Wall Street shares gained after Swiss banking giant UBS divulged further hefty losses of 19 billion dollars on mortgage investments tied to subprime US home loans granted to Americans with poor credit.

The Dow Jones Industrial Average rallied 274.55 points (2.24 percent) at 12,537.44 at 1458 GMT after posting modest gains a day earlier.

The other major stock barometers also jumped higher as the tech-laden Nasdaq tech-heavy composite index surged 53.12 points (2.33 percent) to 2,332.22 while the Standard & Poor's 500 index gained 29.74 points (2.25 percent) to 1,352.44.

UBS' writedown of ailing mortgage investments comes after it wrote off 18.4 billion dollars last year, but the Swiss bank said it was moving to raise fresh capital as it ousted its embattled chairman, Marcel Ospel.

The US banking and finance industry is also reeling from the ongoing housing slump which has sparked a related credit crunch.

US investment bank Lehman Brothers said Tuesday it had raised fresh capital of four billion dollars in a special share offering to help bolster its finances which have been squeezed by the credit crunch sweeping Wall Street.

"The significant oversubscription for this deal demonstrates the confidence that investors have in Lehman Brothers," Lehman's chief financial officer, Erin Callan, said of the bank's special share offering.
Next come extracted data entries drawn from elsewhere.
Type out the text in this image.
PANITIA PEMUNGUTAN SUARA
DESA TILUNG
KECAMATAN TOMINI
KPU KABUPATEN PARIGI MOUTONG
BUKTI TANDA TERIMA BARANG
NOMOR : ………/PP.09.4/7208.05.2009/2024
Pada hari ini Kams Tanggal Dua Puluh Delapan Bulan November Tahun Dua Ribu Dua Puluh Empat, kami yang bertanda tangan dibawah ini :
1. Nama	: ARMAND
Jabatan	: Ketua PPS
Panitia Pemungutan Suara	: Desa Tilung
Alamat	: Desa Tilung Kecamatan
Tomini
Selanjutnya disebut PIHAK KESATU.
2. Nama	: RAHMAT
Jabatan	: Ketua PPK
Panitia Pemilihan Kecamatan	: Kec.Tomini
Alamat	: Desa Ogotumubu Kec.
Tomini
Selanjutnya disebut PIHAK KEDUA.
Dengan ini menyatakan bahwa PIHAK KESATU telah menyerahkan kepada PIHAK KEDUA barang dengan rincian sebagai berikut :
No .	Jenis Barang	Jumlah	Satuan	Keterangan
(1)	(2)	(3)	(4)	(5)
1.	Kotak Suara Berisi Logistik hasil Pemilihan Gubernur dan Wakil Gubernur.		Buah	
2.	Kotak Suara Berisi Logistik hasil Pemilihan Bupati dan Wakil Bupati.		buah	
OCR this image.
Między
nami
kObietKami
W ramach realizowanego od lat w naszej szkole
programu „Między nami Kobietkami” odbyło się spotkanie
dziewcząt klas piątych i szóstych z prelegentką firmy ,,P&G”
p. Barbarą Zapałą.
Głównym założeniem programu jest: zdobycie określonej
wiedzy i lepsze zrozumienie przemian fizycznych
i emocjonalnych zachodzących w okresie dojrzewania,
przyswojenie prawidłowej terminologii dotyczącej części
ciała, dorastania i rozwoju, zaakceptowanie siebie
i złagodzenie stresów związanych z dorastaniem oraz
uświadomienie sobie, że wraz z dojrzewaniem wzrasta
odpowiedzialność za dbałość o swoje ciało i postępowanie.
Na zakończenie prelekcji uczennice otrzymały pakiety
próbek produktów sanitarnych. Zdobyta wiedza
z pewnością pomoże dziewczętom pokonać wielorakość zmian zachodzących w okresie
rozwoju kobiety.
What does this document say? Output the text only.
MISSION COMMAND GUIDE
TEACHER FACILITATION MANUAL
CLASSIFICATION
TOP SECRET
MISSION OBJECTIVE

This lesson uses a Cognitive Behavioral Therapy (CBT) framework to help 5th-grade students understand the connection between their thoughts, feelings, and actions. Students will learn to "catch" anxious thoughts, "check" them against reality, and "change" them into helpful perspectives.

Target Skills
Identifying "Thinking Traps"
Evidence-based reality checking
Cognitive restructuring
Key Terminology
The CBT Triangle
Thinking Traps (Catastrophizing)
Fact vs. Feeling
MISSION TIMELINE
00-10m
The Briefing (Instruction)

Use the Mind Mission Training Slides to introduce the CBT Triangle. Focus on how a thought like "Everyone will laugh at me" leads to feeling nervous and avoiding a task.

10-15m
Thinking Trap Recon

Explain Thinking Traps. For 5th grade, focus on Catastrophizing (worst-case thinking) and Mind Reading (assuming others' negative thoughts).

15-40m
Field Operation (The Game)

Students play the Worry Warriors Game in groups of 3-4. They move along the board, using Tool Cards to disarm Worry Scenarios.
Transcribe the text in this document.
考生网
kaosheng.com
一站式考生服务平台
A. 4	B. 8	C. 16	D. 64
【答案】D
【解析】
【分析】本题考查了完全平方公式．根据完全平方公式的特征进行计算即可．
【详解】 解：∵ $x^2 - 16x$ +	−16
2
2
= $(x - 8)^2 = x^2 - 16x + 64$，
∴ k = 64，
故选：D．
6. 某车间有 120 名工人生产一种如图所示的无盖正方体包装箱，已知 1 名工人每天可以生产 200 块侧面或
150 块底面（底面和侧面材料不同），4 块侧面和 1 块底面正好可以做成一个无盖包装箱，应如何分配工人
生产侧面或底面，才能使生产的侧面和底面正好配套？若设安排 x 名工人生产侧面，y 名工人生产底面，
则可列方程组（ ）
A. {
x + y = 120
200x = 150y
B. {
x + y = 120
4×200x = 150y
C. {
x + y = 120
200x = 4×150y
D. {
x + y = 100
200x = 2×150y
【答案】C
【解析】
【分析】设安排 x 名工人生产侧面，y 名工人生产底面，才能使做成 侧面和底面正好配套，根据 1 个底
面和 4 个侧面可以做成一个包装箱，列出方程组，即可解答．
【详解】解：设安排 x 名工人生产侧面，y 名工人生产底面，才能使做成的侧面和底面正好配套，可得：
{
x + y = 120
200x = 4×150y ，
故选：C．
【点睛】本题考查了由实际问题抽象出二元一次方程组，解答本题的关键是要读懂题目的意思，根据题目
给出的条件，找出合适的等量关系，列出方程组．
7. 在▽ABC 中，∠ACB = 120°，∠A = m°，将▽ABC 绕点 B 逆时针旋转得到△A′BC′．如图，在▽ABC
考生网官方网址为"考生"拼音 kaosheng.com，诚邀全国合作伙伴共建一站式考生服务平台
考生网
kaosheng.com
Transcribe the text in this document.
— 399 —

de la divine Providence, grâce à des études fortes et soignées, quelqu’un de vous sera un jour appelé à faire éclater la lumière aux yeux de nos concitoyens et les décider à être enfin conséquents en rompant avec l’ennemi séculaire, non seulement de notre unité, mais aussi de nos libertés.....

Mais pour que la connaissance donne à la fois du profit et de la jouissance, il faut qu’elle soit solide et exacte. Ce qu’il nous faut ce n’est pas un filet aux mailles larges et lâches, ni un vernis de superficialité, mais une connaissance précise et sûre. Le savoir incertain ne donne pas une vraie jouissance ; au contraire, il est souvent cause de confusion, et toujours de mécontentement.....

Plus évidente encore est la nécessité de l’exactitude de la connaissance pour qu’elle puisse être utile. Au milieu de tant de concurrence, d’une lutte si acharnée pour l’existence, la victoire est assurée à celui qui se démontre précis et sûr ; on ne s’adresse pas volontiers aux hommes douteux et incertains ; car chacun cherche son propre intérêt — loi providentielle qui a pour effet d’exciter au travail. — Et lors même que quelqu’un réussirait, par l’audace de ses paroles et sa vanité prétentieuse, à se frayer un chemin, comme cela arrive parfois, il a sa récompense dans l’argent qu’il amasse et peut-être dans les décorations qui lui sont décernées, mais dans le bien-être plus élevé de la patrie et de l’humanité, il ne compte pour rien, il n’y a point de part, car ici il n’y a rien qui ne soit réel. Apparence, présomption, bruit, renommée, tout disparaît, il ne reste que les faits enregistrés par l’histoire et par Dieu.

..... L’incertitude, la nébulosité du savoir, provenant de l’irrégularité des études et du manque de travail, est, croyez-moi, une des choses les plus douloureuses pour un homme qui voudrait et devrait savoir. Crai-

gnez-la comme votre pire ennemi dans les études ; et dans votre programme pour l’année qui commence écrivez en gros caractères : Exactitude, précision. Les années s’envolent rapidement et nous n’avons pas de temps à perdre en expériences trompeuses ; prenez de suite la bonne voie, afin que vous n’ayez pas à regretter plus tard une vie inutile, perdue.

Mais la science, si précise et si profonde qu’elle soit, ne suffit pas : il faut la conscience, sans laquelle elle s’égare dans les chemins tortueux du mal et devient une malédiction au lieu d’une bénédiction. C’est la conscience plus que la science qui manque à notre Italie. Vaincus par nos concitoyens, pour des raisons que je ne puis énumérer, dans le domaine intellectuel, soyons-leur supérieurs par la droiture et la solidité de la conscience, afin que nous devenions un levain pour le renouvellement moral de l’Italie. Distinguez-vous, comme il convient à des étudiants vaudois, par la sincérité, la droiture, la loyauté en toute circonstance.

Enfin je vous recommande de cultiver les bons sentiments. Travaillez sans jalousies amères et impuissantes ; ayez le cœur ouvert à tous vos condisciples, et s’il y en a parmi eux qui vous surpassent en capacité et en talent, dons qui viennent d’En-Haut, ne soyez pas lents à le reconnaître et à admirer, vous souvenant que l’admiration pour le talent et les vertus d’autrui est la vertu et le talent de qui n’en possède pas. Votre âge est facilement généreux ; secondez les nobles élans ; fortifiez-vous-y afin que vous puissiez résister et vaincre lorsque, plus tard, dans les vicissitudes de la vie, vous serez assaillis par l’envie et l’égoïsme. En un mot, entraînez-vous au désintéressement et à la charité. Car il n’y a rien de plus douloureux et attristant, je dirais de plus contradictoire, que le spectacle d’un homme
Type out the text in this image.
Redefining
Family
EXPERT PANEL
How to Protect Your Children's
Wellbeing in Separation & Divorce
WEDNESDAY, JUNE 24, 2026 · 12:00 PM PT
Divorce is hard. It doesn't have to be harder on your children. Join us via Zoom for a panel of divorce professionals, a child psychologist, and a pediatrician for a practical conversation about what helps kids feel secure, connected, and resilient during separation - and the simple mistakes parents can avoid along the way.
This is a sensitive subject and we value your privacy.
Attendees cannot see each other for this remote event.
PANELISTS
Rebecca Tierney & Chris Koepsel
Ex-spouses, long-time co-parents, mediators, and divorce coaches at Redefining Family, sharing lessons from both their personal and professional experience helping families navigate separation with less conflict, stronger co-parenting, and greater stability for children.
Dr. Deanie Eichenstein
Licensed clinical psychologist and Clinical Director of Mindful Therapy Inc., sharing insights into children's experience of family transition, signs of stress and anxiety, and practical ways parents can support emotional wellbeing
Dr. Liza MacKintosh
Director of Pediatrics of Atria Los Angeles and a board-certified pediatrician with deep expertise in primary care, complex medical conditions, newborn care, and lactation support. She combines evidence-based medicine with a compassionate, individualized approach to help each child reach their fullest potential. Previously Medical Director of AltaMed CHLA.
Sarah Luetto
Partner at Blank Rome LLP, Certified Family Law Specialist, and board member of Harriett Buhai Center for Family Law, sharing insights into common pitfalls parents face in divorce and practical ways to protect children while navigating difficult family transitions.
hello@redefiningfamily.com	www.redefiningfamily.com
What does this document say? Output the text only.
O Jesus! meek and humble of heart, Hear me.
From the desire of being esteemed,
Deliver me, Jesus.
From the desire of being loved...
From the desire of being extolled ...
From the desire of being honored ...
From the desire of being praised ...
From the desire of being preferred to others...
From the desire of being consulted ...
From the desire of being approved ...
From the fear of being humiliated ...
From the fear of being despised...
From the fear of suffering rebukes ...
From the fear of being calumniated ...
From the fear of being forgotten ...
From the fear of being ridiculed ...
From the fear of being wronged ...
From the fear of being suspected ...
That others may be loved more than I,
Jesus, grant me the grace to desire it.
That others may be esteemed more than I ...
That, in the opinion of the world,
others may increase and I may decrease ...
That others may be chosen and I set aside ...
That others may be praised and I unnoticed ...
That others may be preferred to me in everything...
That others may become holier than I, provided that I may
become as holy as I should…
Bank executives said they had increased the number of special shares offered to four million because of heightened demand from investors seeking to snap up the shares.

Lehman's shares rocketed 10.8 per cent to 41.64 dollars in the wake of its announcement about the special share offering.

"The equity markets continue to be hit almost daily with some new worry over the subprime fallout and its impact on the housing industry and the economy in general," said John Wilson, a co-director of equity strategy at Morgan Keegan.

"The market appears to be looking through the trough, though, if the behavior of the housing and transportation stocks is any indicator," the market analyst said.

Although the housing downtown is showing scant signs of stabilizing and many economists believe the economy has fallen into a recession, some investors are hopeful that the worst may soon be over particularly as the Federal Reserve has slashed interest rates in recent months.

Such rate cuts, under more settled economic times, would be expected to spur economic growth.

Other banking shares also surged as hopes mounted that the industry was beginning to put its mortgage losses behind it.